La sinceridad del artista le ha permitido a su sobrino postizo algún descubrimiento. Cuenta López que empezó a pintar a los 13 años y que su tío, Antonio López Torres, otro pintor grande, tuvo mucha culpa de ello. Arrancó con lo más difícil, un vaso de vino. Pero el maestro le dijo un día que no copiara, que saliera a la calle a pintar del natural. Y ahí se fraguó la piel del artista. «A los 12 años empecé a dibujar. La vida entonces se hacía en la calle. En esos años tan negros si comías y recibías cariño era una vida feliz». Con eso se conformaba Antonio niño. Nació el 6 de enero de 1936 y a los seis meses cayó muy enfermo con una infección intestinal «que casi me manda al otro barrio. Hubo un momento en que pensaron que me había muerto. Y salí adelante», explica, un dato que Muñoz Avia no conocía y que ahora sale a la luz. Estudió contabilidad «y no me gustaba nada. Se me abrían las carnes», dice. Menos mal que su tío insistió con su padre en que le dejara ir por el camino de la pintura. A los 13 preparó su ingreso en la Academia de Bellas Artes. Las imágenes que ha reunido Muñoz Avia son impagables: el pintor de crío, muy niño, en esas fotos que tantas veces hemos visto en casa, el bebé serio sobre una piel, después ya jovencito, con la misma cara, el mismo gesto, la misma sonrisa que luce hoy. «Yo era el más joven de mi clase, el resto eran 4 o 5 años más mayores. Estuve cinco estudiando y salí con 19». A Mari, como él la llama desde siempre, la conoció en el último curso suyo y el primero de ella. «Qué bonito», deja escapar. Cuando acabó se fue a Tomelloso. Hizo el Servicio Militar y en 1961 se casó. Llegó la galería Juana Mordó y la posibilidad, como él mismo dice en «Apuntes del natural», de tener un futuro, de poder ofrecerle algo a su familia. Los años, pues, de Biosca. «Notaba que tenía que estar en Madrid, que era ahí donde estaba el porvenir».

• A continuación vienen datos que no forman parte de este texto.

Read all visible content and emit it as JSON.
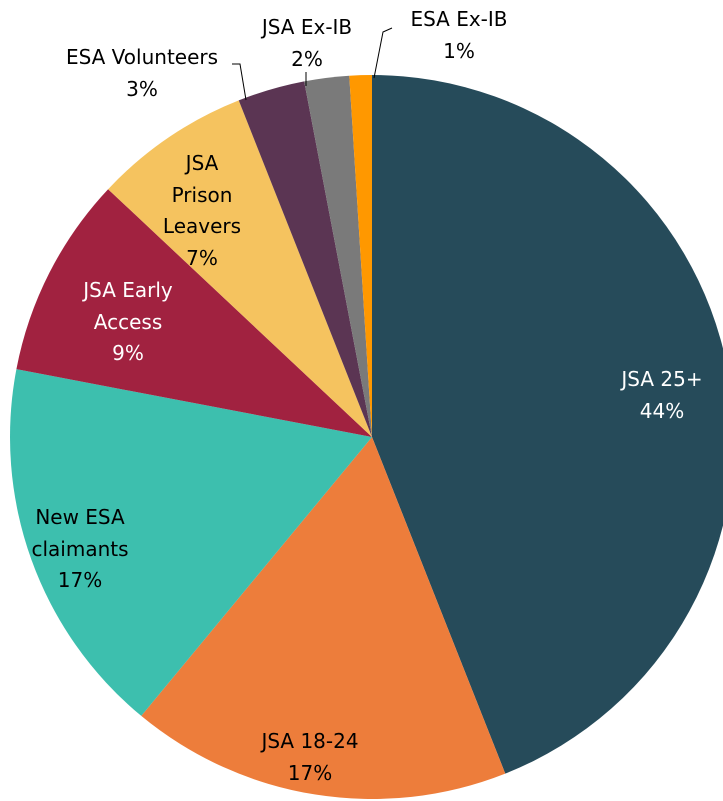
{
  "chart_data": {
    "type": "pie",
    "categories": [
      "JSA 25+",
      "JSA 18-24",
      "New ESA claimants",
      "JSA Early Access",
      "JSA Prison Leavers",
      "ESA Volunteers",
      "JSA Ex-IB",
      "ESA Ex-IB"
    ],
    "values": [
      44,
      17,
      17,
      9,
      7,
      3,
      2,
      1
    ],
    "value_labels": [
      "44%",
      "17%",
      "17%",
      "9%",
      "7%",
      "3%",
      "2%",
      "1%"
    ],
    "colors": [
      "#264b5a",
      "#ed7d3b",
      "#3dbfae",
      "#a12240",
      "#f5c35f",
      "#5b3553",
      "#7a7a7a",
      "#ff9800"
    ]
  }
}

Ha rescatado también el director algún fotograma de «El sol del membrillo», el filme que rodó Víctor Erice en 1992: «Lo vi el día del estreno en Cannes, y cada vez que lo veo..., no puedo. Me voy de la casa si alguien la está viendo. Y no es porque no me guste, es que no puedo verme. Quizá algún día pueda verla de nuevo, cuando tenga 90 años tal vez». Y Muñoz Avia sabe el motivo: «Es que él no puede ni verse en la pantalla, fíjate, con la cantidad de veces que puede salir por exposiciones, por homenajes. Se pone enfermo y no se soporta. A mí me ha dicho lo mismo, que quizá cuando sea mayor... Quién sabe».